WASHINGTON – As pressure builds on the Obama administration to speed up sales of American natural gas overseas, the Energy Department last week authorized exports from a proposed Oregon terminal.
Although the Jordan Cove LNG Terminal in Coos Bay, Ore., is the sixth project to win a coveted license to export liquefied natural gas to countries that don’t have free-trade agreements with the United States, it would be the first new export project on the West Coast.
That would give Jordan Cove a major advantage supplying Asian countries eager for natural gas, but the Energy Department’s conditional approval is only the first step in a long process of financing and constructing the multibillion-dollar terminal.
The agency gave Jordan Cove permission to export as much as 800 million cubic feet per day of natural gas over the next two decades.
Cumulatively, the licenses issued so far would allow export of up to 9.3 billion cubic feet of American natural gas every day to non-free-trade partners. That’s near the upper bounds of potential natural gas export levels analyzed in a 2012 study for the Energy Department that provides the foundation for regulators’ determination whether a proposed project is “consistent with the public interest.”
Kevin Book, managing director of the Washington-based analysis firm ClearView Energy, said the level of LNG export approvals so far would move the United States into “superpower” territory, nudging close to Qatar’s 10.3 billion cubic feet of daily natural gas export capacity.
With cumulative approvals now in a “high-export scenario” examined by the 2012 study, manufacturers and other big users of natural gas are pressing the Energy Department to halt reviews and conduct a fresh examination of how large-scale exports could affect domestic prices for the fossil fuel.
Sen. Ed Markey, D-Mass., a critic of natural gas exports, noted that the 2012 report predicted natural gas prices would climb by more than 50 percent under a “high-export scenario.” Markey said the potential price tag is $62 billion in higher energy costs for Americans who rely on natural gas for power and heat.
“There can be no doubt that we have crossed a line into an era when we could be massively exporting America’s natural gas, sending the jobs and consumer benefits abroad along with the fuel,” Markey said in a statement. “The level of exports approved is now more than every single American home consumes, and it could impose up to a $62 billion de facto tax on American households and businesses.”
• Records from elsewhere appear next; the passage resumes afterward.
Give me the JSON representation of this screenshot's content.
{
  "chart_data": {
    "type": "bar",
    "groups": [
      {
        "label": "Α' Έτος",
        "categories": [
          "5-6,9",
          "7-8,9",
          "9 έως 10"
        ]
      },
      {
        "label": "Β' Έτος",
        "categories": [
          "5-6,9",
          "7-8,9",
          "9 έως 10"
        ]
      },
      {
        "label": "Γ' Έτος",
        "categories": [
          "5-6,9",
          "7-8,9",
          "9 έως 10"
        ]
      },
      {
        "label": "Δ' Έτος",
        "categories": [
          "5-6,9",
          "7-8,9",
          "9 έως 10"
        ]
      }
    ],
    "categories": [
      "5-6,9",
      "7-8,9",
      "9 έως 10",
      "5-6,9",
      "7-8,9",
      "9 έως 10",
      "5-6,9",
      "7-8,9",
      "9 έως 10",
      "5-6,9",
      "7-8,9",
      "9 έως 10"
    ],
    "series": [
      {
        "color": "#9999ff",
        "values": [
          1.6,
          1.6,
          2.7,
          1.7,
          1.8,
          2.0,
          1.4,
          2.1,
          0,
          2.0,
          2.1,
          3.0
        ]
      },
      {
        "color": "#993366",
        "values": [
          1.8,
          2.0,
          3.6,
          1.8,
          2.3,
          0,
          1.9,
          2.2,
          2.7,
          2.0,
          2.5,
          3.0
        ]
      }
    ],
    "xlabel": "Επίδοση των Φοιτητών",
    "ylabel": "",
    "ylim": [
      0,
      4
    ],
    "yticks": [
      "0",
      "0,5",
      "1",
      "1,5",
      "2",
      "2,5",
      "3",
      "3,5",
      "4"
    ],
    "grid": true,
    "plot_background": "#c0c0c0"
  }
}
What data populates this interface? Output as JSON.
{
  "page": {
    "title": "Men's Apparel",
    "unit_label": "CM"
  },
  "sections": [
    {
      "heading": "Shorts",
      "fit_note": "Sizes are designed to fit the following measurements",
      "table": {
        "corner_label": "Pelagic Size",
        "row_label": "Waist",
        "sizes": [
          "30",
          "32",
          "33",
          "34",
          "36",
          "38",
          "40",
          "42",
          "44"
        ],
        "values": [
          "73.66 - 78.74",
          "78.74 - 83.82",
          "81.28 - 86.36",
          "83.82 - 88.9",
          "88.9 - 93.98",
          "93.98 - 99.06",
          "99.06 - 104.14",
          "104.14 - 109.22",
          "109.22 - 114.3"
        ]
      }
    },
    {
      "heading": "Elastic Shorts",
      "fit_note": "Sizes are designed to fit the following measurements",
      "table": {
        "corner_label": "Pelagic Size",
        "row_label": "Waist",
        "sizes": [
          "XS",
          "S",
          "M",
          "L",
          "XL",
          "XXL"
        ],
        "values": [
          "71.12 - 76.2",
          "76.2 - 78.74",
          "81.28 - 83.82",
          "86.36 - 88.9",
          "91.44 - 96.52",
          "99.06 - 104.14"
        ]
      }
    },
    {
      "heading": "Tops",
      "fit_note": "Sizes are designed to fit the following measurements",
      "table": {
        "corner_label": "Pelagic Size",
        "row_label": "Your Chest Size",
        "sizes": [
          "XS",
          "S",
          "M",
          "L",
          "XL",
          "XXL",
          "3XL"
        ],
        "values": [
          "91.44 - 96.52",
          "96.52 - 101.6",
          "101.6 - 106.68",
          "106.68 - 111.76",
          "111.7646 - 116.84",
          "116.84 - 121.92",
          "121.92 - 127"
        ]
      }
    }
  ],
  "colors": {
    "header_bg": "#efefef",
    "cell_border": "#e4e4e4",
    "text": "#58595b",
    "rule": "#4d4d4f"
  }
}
Export advocates insist the Energy Department is moving too slowly in vetting applications, since U.S. law generally requires the government to authorize natural gas sales to non-free-trade partners unless they are inconsistent with the public interest.
About two dozen applications are pending review.
Sen. Lisa Murkowski, the top Republican on the Senate Energy and Natural Resources Committee, said Jordan Cove license “sends a positive signal to our allies and to energy markets that the United States is ready to join the growing global gas trade.”
Pausing to further study the issue is the wrong approach, added Murkowski, R-Alaska.
Even with an export license in hand, companies must also secure approval from the Federal Energy Regulatory Commission, clear environmental reviews and obtain other permits. They also need to attract capital for the expensive projects and line up customers willing to ink 20-year-contracts for super-chilled, liquefied natural gas carried on tankers around the globe.
Unlike other LNG terminals that would be built at existing import facilities, Jordan Cove would be a newly built, greenfield project, sited on an undeveloped stretch inside the Port of Coos Bay, designed to take advantage of gas from the Rockies.
In February, Canadian officials gave Jordan Cove’s parent company, Veresen Inc., permission to process natural gas from that country.
The project would involve construction of a 230-mile pipeline, as well as the cryogenic equipment to transform natural gas into a liquid.